Мечта дедушки Дурова — приобрести молодых учеников, которые продолжали бы его работу.
Предисловие автора
Много лет под-ряд я, артист, скитался по свету со своими дрессированными животными. Я переезжал из города в город, из губернии в губернию, останавливался на промежуточных станциях, в железнодорожных плохо сколоченных театрах, в сараях, в ярмарочных балаганах и под дождем, ветром, снегом давал я представления со своими зверьками.
Делил я с ними и их кочевую жизнь и нередко в первые годы странствований засыпал, обнявшись с ними в конюшнях, а в больших городах, позднее, когда приходилось останавливаться в номерах гостиниц, на постели, под постелью, на стенах, на шкафах и комодах, в ящиках этих комодов, — всюду ютились мои пернатые и четвероногие друзья.
Обезьяны прыгали и лазали здесь по драпировкам, шкафам и карнизам; на стенах, в клетках, сидели разные птицы; рано утром, чуть свет, они будили меня своими громкими птичьими голосами. Петух мне кричал свое бодрое «кукареку», попугай — «вставай, пора», ворон отзывался гортанным голосом «кто там», когда коридорный стучался в дверь, принося самовар. Под одеялом, свернувшись калачиком, лежал мой неразлучный друг-собака; лизнув мою ногу, она вылезала наружу. А поверх одеяла резвилось несколько десятков крыс, подлезая под подушку и простыню. Я вставал, одевался и, когда выходил из дому, направляясь по делам, меня везли по улицам мои цирковые товарищи: ослик, свинья, верблюд, а то и сам великан-слон.
Моя жизнь вся целиком прошла бок-о-бок с животными. Горе и радость делил я с ними пополам, и привязанность зверей вознаграждала меня за все человеческие несправедливости.
И служили мои звери не только своему животу и моему карману, но и высшим задачам просвещения. И часто, сравнивая людей и животных, я находил больше правды у последних.
Я видел, как богачи высасывают все соки из бедняков; как богатые, сильные люди держат своих более слабых и темных братьев в рабстве и мешают им сознать свои права и силу.

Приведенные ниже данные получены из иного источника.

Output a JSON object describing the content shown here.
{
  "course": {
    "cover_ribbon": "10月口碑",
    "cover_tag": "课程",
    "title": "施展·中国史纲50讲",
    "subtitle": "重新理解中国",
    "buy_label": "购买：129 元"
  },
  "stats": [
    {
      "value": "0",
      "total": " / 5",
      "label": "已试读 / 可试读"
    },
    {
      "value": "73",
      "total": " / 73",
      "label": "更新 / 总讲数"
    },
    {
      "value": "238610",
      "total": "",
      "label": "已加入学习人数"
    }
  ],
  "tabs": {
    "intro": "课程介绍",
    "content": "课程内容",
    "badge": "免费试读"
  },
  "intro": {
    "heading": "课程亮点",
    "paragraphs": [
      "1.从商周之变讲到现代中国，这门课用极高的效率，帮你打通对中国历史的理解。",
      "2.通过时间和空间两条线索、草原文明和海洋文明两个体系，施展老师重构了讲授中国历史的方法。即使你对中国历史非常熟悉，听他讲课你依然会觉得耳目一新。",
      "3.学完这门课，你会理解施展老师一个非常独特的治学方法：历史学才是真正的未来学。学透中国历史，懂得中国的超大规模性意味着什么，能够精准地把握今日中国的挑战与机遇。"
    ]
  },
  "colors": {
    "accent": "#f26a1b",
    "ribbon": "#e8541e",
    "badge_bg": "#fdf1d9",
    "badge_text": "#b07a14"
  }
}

И тогда я, при помощи моих зверьков, в балаганах, цирках и театрах говорил о великой человеческой несправедливости.
Я никогда не поступал с моими животными так, как сильные люди поступают со слабыми, и они это ценили, и им жилось у меня гораздо лучше, чем многим миллионам замученных, задавленных людей.
Зато и зверьки меня любили, понимали и нередко выручали.
Приезжаю я на какую-нибудь фабрику, станцию или в какой-нибудь город играть. Тотчас же навожу справки, кто из местных властей обижает население, разузнаю особенности его характера и поведения и уже к вечеру выучиваю одного из моих зверьков изображать этого «начальника», высмеивая его перед публикой, а смех бывает часто сильнее кнута.